Not bad kinda of plain, looks a lot like some of the basic sites I've seen. Maybe ad a shirt designer.


----------



## piffington (Nov 17, 2011)

sup mark... yea i mean im using a host called madefreshly, they dont have too many themes right now. hopefully i can change that soon. you mentioned i should get a shirt designer... did you mean shirt designer or site designer because you spoke of the site and just left that last not sure if it was a typo or not... if not then im looking for one im not the best artist but i have some cool ideas that i cant get the results i want... thanks for the comment...


----------



## drdeath19134 (Mar 23, 2009)

piffington said:


> sup mark... yea i mean im using a host called madefreshly, they dont have too many themes right now. hopefully i can change that soon. you mentioned i should get a shirt designer... did you mean shirt designer or site designer because you spoke of the site and just left that last not sure if it was a typo or not... if not then im looking for one im not the best artist but i have some cool ideas that i cant get the results i want... thanks for the comment...


A shirt designer for your site allows your customers to design there own shirts.


----------



## daddyoslogos (Aug 24, 2011)

Good Job
You got your site up and now just start improving on it.
The main thing is your doing it. Just improve on whats works for you and go from there.


----------



## dwntwn49 (Jan 27, 2010)

Some may say plain...I say it's to the point. Some of these sites get caught up in jazzing up the site so much, they tend to lose focus of the point...selling shirts. You may not have it perfected, but it's a damn good start! If you have faith in your product and a certain demographic your going after, they'll see those shirts right on your home page and click on shop. Once...and IF you create a following, you could spice it up and maybe create a blog or whatever you decide to do. But all in all...I like it!
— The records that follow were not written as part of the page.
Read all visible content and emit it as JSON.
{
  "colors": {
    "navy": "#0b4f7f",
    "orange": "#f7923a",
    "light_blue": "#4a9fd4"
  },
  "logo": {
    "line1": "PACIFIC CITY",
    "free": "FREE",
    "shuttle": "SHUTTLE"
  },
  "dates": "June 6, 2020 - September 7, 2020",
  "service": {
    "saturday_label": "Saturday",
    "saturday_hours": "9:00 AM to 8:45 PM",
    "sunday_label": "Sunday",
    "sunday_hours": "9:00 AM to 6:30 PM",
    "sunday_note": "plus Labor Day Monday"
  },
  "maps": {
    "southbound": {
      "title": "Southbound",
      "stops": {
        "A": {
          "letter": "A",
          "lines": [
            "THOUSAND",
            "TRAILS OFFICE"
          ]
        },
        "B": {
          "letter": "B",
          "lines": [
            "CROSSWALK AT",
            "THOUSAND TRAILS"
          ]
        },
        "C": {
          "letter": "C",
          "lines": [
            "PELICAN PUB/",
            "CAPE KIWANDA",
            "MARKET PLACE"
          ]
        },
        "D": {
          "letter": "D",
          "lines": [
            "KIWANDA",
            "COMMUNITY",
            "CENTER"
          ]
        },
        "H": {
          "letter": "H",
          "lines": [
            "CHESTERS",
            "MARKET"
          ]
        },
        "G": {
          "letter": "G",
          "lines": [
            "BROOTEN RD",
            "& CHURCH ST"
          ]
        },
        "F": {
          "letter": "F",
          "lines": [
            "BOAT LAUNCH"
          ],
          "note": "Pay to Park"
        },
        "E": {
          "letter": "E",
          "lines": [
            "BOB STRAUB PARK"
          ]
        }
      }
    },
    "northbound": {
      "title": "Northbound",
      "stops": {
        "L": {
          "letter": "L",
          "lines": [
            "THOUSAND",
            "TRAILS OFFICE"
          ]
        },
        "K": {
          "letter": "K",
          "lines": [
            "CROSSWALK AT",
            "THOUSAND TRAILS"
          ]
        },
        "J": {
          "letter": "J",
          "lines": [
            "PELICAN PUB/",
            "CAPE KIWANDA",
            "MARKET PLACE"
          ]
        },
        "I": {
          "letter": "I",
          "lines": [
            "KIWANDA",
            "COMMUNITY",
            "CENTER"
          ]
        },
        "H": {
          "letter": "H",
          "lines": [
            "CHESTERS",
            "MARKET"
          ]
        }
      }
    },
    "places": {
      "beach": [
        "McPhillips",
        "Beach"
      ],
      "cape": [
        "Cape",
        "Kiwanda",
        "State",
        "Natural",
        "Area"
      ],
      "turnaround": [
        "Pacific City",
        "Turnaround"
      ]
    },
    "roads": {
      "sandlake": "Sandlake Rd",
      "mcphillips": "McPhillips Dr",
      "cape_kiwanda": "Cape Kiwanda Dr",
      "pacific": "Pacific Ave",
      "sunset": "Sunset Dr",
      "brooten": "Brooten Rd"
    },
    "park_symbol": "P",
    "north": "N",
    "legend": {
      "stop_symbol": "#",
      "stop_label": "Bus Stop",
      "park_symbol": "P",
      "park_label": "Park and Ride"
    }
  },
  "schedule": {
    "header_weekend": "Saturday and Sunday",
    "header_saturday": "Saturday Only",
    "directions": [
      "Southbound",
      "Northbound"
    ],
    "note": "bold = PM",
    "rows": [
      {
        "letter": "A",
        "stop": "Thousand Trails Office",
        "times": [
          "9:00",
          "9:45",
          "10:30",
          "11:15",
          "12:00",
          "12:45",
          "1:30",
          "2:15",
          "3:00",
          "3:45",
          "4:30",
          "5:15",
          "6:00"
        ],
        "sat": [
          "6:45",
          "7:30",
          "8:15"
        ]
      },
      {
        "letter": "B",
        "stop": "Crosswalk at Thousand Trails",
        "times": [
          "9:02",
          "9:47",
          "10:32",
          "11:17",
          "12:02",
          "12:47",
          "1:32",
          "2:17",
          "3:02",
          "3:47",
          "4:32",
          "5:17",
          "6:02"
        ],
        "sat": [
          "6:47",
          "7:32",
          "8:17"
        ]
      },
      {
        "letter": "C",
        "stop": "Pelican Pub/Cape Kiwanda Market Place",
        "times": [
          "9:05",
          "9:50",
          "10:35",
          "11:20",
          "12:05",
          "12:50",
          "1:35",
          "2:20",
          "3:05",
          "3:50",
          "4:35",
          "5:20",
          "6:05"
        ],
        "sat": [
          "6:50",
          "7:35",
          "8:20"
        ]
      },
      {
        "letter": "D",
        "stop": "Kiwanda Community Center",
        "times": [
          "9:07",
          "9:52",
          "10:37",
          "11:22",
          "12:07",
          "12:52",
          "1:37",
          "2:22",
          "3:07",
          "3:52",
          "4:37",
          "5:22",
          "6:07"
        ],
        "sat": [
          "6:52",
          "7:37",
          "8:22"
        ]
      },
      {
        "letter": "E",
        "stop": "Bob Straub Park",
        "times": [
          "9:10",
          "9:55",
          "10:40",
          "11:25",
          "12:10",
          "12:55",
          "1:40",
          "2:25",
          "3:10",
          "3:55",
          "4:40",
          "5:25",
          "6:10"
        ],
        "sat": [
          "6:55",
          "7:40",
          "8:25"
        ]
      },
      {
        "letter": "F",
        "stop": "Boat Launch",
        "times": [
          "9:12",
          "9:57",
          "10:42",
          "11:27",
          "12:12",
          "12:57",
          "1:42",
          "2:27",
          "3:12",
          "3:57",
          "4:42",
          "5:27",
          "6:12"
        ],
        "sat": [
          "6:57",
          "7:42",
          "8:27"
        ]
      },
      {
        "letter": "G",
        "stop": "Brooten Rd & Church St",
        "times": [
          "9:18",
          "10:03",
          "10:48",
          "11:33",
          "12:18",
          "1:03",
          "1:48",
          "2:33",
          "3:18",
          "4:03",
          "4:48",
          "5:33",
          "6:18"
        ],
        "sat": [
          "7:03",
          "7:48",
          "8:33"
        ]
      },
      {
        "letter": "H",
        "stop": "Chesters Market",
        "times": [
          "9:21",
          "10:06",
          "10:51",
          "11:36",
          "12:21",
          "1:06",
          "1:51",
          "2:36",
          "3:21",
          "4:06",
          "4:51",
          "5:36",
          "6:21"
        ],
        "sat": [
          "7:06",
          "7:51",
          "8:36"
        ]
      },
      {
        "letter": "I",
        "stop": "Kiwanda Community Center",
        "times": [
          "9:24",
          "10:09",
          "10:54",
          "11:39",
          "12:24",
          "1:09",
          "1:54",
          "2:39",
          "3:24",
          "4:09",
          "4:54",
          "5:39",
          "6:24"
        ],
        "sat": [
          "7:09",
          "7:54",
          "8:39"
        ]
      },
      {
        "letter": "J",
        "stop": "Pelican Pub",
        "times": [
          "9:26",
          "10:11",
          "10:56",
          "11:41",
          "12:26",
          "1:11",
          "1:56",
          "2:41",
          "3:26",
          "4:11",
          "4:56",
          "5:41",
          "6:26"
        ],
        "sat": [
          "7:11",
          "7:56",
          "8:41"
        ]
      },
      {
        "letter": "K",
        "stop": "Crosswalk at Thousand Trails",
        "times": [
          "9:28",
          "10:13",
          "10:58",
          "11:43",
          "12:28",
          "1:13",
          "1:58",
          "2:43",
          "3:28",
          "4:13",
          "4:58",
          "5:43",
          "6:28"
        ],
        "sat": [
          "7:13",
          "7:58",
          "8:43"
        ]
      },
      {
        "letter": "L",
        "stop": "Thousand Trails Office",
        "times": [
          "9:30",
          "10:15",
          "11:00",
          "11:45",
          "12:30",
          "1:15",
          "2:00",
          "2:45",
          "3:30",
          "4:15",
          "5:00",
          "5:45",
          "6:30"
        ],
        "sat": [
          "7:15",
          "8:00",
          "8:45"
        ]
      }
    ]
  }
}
Keep up the good work and keep us informed on the success!


----------



## dwntwn49 (Jan 27, 2010)

Btw..incase I run for president some day : ) ...I do not support the message though. To each is their own...nice site otherwise


----------



## Daxtcy (Sep 5, 2009)

I like the simplicity of it. The product is the main focal point and not drowned out but site graphics.


----------



## jones01 (Dec 26, 2011)

Great site ! Very clean, simple... You could create a blog ?!


----------



## stevem98 (Mar 2, 2006)

nice site, I like the shirts too. Did you use wordpress to create the site?


----------



## buehrle (Jan 14, 2008)

i like it. informative and to the point. what i don't like is all the "coming soon" stuff on it. my thought is that if you don't have it to sell then don't list it. once you have more stuff done them add the section. to me it looks like your trying to make yourself look bigger than you actually are by only really having 3-4 shirts but listing 15-20 things. i like the layout and that there is no real "fluff". is there a meaning behind your brand ?


----------



## andreeaa (Aug 20, 2011)

Great job! I really like it. The only thing I would suggest is to add an email signup box so you can capture people's email addresses since most people who come to your site the first time are not ready to order. But other than that, the site looks great!


----------



## 7thInningSports (Nov 15, 2010)

Looks a little plain, but thats not always a bad thing. I agree with the previous replies. Add a blog or slides of some sort to give a little more material. Good Luck!


----------